If you are on a visitor's visa, you cannot be involved with business or take up employment while in Tonga. You also cannot take courses from an educational institution. It is mostly illegal to try to change a visitor's visa into a visa that allows for employment, so if you intend to have a job while in Tonga, make sure you have an employment visa in advance. Apply for your visa at least one month in advance. If you are already in Tonga and would like to extend it, contact the immigration department one month in advance about the extension.
While employment visas are technically available, the immigration department will probably be reluctant to granted you one as Tonga has a high unemployment rate, and would prefer that jobs be taken up by Tongan citizens as opposed to outsiders. If you're coming to Tonga for humanitarian or volunteer work, you need an employment visa for that.

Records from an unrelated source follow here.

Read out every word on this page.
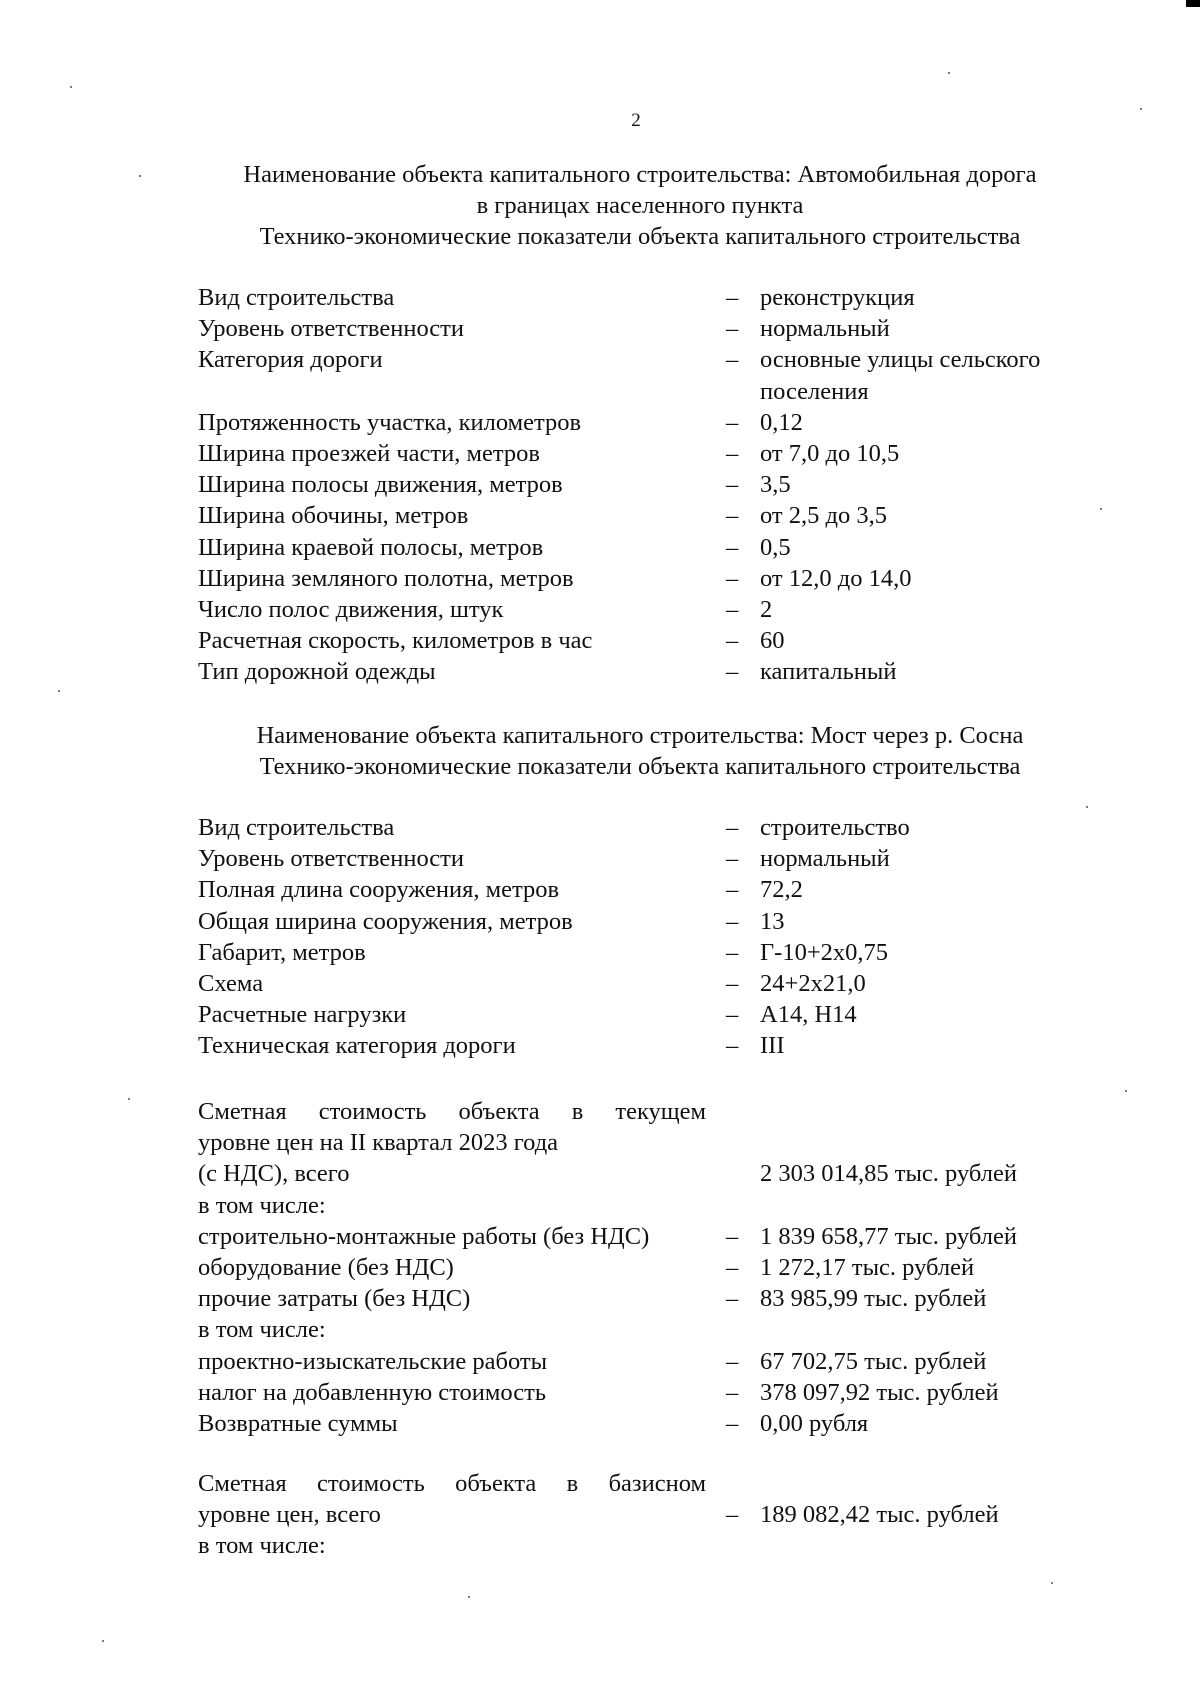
2
Наименование объекта капитального строительства: Автомобильная дорога
в границах населенного пункта
Технико-экономические показатели объекта капитального строительства
Вид строительства	– реконструкция
Уровень ответственности	– нормальный
Категория дороги	– основные улицы сельского
поселения
Протяженность участка, километров	– 0,12
Ширина проезжей части, метров	– от 7,0 до 10,5
Ширина полосы движения, метров	– 3,5
Ширина обочины, метров	– от 2,5 до 3,5
Ширина краевой полосы, метров	– 0,5
Ширина земляного полотна, метров	– от 12,0 до 14,0
Число полос движения, штук	– 2
Расчетная скорость, километров в час	– 60
Тип дорожной одежды	– капитальный
Наименование объекта капитального строительства: Мост через р. Сосна
Технико-экономические показатели объекта капитального строительства
Вид строительства	– строительство
Уровень ответственности	– нормальный
Полная длина сооружения, метров	– 72,2
Общая ширина сооружения, метров	– 13
Габарит, метров	– Г-10+2х0,75
Схема	– 24+2х21,0
Расчетные нагрузки	– А14, Н14
Техническая категория дороги	– III
Сметная стоимость объекта в текущем
уровне цен на II квартал 2023 года
(с НДС), всего	2 303 014,85 тыс. рублей
в том числе:
строительно-монтажные работы (без НДС)	– 1 839 658,77 тыс. рублей
оборудование (без НДС)	– 1 272,17 тыс. рублей
прочие затраты (без НДС)	– 83 985,99 тыс. рублей
в том числе:
проектно-изыскательские работы	– 67 702,75 тыс. рублей
налог на добавленную стоимость	– 378 097,92 тыс. рублей
Возвратные суммы	– 0,00 рубля
Сметная стоимость объекта в базисном
уровне цен, всего	– 189 082,42 тыс. рублей
в том числе:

One thing to remember when going for a swim is that there are many sharp corals near the beach, especially near Tongatapu and PangaiMotu. It is a good idea to wear a cheap pair of sandals while in the water. There are jelly fish and they do sting! They are also hard to see. It is a good idea to have a bottle of vinegar handy in your bag to help treat any stings.
There is no malaria in Tonga.
Exercise the usual caution when snorkelling as the coral can be dangerous.
For maximum respect, keep your knees covered (both men and women). Men, keep your shirt on everywhere except at the beach. Topless men off cruise liners have been arrested and held until after the ship has left! This is a very conservative Christian country. Keep in mind that Sunday is strongly revered, the vast majority of the population will attend religious services, very few shops will be open and there is very little to do. Hotels will be open, as will some restaurant and beach resorts, although mainly to serve expats and tourists. Small shops, including, in Nuku'alofa, a popular bakery, may open later on Sunday afternoon.
TV stations close or play Christian shows on Sundays. Radio stations will also play religious on Sundays. To compensate, the cinema in Nuku'alofa usually has a screening just after midnight on Monday morning.
Tonga features many major Christian denominations; the Latter-Day Saint church especially has a widespread presence. Many of the services are very enjoyable. Strike up a friendship with some locals and you will have no problems finding an enjoyable Sunday experience despite the lack of commercial activity.
The best way to get in contact with anyone in Tonga(or book anything) is to go via [www.destinatiotonga.net] (email: firstname.lastname@example.org) The people working there are very accommodating and helpful in any matter. It is always good to get some first hand advice and this is where you will find it.
For visitors, the popular "Making Sense of Tonga: a visitor's guide to the Kingdom's rich Polynesian culture" answers a lot of questions. It is out of print now but is available electronically.